Measurement 1: Measured immediately after drying Measurement 2: Measured after standing in a constant temperature room at 23 ° C. and 50% RH for 24 hours Measurement 3: Measured after standing in a constant temperature room at 23 ° C. and 50% RH for 240 hours Using a network analyzer (manufactured by E8362B Agilent Technologies), measurement was performed using a cavity resonator (manufactured by Kanto Electronics Application Development Co., Ltd., CP531) under conditions of a frequency of 10 GHz. The measurement was performed on five cut out test pieces, and the average value was taken as the value of dielectric loss tangent.

(5) Copper foil peel strength Two of the above prepregs were stacked and vacuum press molded under the same conditions as described above. The obtained laminate was cut into a size of 15 mm in width x 150 mm in length, and using an autograph (AG-5000D, manufactured by Shimadzu Corporation), the copper foil was removed at an angle of 90 ° C with respect to the removal surface at 50 mm / min. The average value of the load when peeled off at a speed was measured, the average value of five measurements was obtained, and the following evaluation was performed.

○: Copper foil peel strength is 1.4 kN / m or more ×: Copper foil peel strength is less than 1.4 kN / m

Details of the materials are as follows.

The partition coefficient and boiling point of the solvent are as follows.

As shown in Table 1, in Examples 1-16, the laminated board which has a favorable electrical property continuously could be obtained.
In Comparative Example 1, the content of the organic solvent was insufficient, and it was not possible to prevent deterioration of electrical characteristics over time.
In Comparative Example 2, the content of the organic solvent was excessive, and good electrical characteristics could not be obtained.
In Comparative Examples 3 and 5, the boiling point of the organic solvent was low, and the electrical characteristics over time could not be sufficiently prevented.
In Comparative Example 4, the partition coefficient of the organic solvent was low, and good electrical characteristics could not be obtained.

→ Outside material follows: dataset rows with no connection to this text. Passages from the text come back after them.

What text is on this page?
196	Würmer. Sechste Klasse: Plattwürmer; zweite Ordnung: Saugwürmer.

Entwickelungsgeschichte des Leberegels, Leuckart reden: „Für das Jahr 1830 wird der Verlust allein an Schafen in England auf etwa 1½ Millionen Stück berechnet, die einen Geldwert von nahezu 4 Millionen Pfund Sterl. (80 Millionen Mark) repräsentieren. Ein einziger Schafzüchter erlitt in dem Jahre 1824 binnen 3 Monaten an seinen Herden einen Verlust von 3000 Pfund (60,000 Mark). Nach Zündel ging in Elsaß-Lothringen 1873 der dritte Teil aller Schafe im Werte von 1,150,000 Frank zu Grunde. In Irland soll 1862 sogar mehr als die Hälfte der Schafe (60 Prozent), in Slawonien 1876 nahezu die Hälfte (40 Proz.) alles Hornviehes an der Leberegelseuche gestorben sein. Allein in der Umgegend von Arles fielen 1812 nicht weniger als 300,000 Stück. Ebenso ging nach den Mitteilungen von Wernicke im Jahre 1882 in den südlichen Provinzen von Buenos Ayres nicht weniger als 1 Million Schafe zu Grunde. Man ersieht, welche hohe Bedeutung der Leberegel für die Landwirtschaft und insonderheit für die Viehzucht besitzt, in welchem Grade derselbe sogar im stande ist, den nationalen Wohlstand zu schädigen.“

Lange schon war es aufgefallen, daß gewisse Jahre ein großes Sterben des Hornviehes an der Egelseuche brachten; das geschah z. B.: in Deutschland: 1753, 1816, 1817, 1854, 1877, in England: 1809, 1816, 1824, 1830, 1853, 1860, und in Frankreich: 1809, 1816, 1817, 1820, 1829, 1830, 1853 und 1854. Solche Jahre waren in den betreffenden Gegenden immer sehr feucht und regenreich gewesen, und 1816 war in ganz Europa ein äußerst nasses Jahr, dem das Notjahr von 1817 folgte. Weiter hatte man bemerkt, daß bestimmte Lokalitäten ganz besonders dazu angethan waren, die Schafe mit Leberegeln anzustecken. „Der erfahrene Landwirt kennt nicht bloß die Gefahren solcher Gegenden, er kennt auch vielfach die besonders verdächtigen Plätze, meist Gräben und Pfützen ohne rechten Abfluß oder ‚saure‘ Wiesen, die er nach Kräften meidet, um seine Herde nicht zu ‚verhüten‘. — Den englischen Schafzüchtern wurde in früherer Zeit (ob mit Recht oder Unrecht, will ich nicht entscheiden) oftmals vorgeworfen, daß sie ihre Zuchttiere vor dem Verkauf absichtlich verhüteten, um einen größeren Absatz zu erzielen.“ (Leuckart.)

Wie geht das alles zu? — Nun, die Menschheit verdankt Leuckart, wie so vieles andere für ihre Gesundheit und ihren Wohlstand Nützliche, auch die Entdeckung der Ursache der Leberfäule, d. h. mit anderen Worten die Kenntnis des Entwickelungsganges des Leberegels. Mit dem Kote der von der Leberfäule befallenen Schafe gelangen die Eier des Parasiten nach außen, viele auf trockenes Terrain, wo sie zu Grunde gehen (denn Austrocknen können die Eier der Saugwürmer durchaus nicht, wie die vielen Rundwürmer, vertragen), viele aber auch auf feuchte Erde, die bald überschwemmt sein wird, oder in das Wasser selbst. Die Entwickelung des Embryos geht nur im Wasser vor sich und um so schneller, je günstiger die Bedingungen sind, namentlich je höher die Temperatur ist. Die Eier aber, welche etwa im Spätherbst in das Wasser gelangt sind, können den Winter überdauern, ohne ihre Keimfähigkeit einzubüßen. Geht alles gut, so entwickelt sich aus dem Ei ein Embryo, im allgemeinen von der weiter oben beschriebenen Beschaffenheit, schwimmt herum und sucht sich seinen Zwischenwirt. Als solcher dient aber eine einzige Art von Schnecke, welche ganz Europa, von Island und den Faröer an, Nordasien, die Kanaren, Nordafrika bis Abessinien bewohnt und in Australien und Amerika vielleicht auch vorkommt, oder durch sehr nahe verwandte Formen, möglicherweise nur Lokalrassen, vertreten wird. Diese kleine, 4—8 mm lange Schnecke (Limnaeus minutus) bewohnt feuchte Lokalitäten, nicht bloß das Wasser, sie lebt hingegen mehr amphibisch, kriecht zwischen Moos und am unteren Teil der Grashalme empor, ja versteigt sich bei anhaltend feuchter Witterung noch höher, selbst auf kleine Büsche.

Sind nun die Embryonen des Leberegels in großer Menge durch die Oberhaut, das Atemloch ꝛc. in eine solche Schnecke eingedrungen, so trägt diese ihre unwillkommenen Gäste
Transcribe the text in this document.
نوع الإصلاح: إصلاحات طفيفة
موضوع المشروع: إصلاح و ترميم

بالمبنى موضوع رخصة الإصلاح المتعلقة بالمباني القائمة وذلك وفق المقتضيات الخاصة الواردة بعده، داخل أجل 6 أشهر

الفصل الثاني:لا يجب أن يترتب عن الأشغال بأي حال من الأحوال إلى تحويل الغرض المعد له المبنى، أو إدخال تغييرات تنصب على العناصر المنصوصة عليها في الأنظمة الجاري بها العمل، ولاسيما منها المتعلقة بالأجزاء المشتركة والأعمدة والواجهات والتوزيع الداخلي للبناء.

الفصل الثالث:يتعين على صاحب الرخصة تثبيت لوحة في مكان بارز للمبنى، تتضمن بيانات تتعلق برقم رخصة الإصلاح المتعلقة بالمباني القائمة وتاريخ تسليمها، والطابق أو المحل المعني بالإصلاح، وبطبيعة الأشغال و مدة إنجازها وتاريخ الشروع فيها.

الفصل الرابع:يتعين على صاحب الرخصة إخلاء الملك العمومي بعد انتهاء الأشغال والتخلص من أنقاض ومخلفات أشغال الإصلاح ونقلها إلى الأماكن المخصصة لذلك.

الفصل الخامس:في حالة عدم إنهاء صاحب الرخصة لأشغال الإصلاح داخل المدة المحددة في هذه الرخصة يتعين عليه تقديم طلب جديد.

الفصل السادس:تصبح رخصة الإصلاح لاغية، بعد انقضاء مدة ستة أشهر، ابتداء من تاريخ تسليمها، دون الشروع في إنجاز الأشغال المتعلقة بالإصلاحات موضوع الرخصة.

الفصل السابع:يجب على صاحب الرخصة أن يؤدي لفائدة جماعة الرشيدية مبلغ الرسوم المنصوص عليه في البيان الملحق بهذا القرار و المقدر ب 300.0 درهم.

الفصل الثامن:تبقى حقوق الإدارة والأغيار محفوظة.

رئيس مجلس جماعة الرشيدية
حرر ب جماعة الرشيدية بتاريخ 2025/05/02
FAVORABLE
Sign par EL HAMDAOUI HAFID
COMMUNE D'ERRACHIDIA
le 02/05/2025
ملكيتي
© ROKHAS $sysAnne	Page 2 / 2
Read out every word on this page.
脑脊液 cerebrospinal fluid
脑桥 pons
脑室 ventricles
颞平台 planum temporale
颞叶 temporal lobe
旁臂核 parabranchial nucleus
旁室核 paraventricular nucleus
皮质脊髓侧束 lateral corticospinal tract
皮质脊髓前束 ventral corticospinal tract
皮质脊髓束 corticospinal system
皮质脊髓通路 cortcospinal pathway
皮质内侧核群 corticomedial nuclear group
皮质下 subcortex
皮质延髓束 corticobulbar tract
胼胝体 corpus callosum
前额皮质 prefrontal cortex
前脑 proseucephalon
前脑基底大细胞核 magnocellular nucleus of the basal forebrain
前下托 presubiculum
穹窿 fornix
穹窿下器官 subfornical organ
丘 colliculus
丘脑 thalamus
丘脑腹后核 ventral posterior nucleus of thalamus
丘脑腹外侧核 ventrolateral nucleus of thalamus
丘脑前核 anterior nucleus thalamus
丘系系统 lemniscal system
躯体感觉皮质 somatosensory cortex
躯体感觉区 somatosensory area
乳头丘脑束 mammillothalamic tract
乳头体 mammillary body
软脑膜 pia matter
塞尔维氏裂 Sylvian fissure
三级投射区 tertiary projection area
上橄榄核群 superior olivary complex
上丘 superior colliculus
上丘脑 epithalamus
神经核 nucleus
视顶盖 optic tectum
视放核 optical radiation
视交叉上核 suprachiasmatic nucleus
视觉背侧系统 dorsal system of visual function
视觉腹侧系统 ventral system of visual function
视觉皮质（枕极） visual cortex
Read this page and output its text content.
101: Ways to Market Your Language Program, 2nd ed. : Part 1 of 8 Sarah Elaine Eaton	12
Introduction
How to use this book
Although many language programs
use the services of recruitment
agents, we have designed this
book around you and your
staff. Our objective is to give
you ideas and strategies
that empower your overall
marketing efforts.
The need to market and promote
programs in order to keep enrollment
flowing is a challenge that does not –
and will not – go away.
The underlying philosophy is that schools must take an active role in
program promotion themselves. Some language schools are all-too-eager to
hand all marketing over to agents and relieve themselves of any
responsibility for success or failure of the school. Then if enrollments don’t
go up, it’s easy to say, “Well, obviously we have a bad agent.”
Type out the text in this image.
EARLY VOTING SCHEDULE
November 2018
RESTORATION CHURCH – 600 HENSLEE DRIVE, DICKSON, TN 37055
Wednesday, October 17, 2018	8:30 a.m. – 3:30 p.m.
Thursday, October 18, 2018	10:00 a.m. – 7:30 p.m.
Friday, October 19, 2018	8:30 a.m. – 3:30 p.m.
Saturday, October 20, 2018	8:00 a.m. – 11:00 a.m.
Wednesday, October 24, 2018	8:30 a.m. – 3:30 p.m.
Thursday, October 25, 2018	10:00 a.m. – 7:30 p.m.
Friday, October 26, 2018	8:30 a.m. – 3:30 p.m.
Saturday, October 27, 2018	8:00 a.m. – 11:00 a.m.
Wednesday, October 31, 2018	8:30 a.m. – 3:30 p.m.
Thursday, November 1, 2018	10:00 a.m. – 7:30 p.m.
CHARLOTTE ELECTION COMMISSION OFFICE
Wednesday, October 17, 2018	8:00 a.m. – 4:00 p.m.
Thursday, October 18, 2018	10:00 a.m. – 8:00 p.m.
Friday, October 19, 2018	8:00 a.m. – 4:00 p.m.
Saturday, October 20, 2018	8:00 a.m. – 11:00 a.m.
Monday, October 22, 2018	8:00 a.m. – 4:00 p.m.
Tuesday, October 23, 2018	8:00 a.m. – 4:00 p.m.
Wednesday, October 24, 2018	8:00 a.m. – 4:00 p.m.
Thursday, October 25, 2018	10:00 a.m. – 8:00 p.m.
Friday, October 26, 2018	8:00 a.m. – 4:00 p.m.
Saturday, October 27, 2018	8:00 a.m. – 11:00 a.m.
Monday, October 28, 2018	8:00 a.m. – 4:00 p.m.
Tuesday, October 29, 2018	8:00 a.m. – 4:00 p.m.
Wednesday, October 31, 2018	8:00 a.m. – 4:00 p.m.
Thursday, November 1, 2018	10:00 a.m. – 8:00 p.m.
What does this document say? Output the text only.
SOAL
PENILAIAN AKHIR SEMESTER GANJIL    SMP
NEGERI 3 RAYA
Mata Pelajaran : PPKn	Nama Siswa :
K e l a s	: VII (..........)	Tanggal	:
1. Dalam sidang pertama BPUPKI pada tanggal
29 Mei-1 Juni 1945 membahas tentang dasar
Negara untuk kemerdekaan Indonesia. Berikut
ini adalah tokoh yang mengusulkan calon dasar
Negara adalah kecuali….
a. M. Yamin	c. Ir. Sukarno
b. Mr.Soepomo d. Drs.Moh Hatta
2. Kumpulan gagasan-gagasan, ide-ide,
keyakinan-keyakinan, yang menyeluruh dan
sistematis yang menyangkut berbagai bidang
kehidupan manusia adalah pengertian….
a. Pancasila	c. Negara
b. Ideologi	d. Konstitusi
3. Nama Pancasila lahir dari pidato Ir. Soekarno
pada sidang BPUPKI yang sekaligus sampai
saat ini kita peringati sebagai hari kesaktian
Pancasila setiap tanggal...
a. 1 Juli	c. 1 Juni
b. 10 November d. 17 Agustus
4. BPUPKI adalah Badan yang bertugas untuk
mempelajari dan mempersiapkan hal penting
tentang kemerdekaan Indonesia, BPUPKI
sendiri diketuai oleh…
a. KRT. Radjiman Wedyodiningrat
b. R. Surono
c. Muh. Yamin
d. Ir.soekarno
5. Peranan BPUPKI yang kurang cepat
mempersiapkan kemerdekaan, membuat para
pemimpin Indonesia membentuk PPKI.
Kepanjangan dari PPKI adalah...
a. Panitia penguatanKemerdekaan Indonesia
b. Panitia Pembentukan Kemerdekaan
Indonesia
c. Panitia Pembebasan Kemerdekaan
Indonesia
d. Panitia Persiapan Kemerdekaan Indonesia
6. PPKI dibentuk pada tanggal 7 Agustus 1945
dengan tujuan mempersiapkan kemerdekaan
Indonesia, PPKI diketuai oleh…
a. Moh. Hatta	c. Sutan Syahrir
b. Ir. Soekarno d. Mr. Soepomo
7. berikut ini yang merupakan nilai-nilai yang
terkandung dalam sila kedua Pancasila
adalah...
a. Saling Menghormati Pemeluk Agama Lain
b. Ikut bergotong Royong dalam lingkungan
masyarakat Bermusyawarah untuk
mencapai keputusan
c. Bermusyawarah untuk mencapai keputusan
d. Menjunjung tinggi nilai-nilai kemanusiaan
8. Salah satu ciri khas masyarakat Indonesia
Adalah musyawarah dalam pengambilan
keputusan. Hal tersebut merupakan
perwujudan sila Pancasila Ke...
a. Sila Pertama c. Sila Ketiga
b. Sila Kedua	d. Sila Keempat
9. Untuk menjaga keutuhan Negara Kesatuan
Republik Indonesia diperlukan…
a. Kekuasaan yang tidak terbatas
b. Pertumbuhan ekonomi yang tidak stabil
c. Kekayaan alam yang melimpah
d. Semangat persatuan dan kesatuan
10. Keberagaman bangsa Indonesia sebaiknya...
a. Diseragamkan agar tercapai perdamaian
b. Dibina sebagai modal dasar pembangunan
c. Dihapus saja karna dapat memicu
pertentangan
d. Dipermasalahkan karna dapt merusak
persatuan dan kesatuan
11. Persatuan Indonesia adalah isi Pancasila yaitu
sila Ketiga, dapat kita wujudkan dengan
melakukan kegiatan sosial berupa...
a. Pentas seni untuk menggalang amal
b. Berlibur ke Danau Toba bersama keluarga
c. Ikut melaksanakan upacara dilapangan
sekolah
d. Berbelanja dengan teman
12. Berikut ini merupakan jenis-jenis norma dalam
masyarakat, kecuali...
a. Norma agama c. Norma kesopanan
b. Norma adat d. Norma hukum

This is presumably because the hydrophobicity of the organic solvent was insufficient.

Claims (5)

A laminate comprising a polyphenylene ether (A), an organic solvent (B), and a crosslinked product of a crosslinkable compound ,
The organic solvent (B) is the following (a) to ( d ):
(A) the boiling point at 1 atmosphere is 120 ° C. or higher,
(B) The octanol / water partition coefficient LogP _OW is 0.04 or more and 4.00 or less ,
(C) The amount contained in the laminate is 0.01% by mass or more and 1% by mass or less, and
(D) being cyclohexanone and / or cyclopentanone,
Satisfying the laminated board. The crosslinking compound is a compound having two or more vinyl groups in the molecule, the laminate of claim 1. The laminated board of Claim 2 whose said crosslinkable compound is triallyl isocyanurate. The laminated board as described in any one of Claims 1-3 whose number average molecular weights of the said polyphenylene ether (A) are 8000 or more. It is a manufacturing method of the laminated board as described in any one of Claims 1-4 ,
(1) a step of preparing a laminate precursor containing the polyphenylene ether (A), the organic solvent (B), and a crosslinkable compound; and (2) the laminate precursor is heated and cured to obtain a laminate. The manufacturing method of a laminated board including the process of obtaining.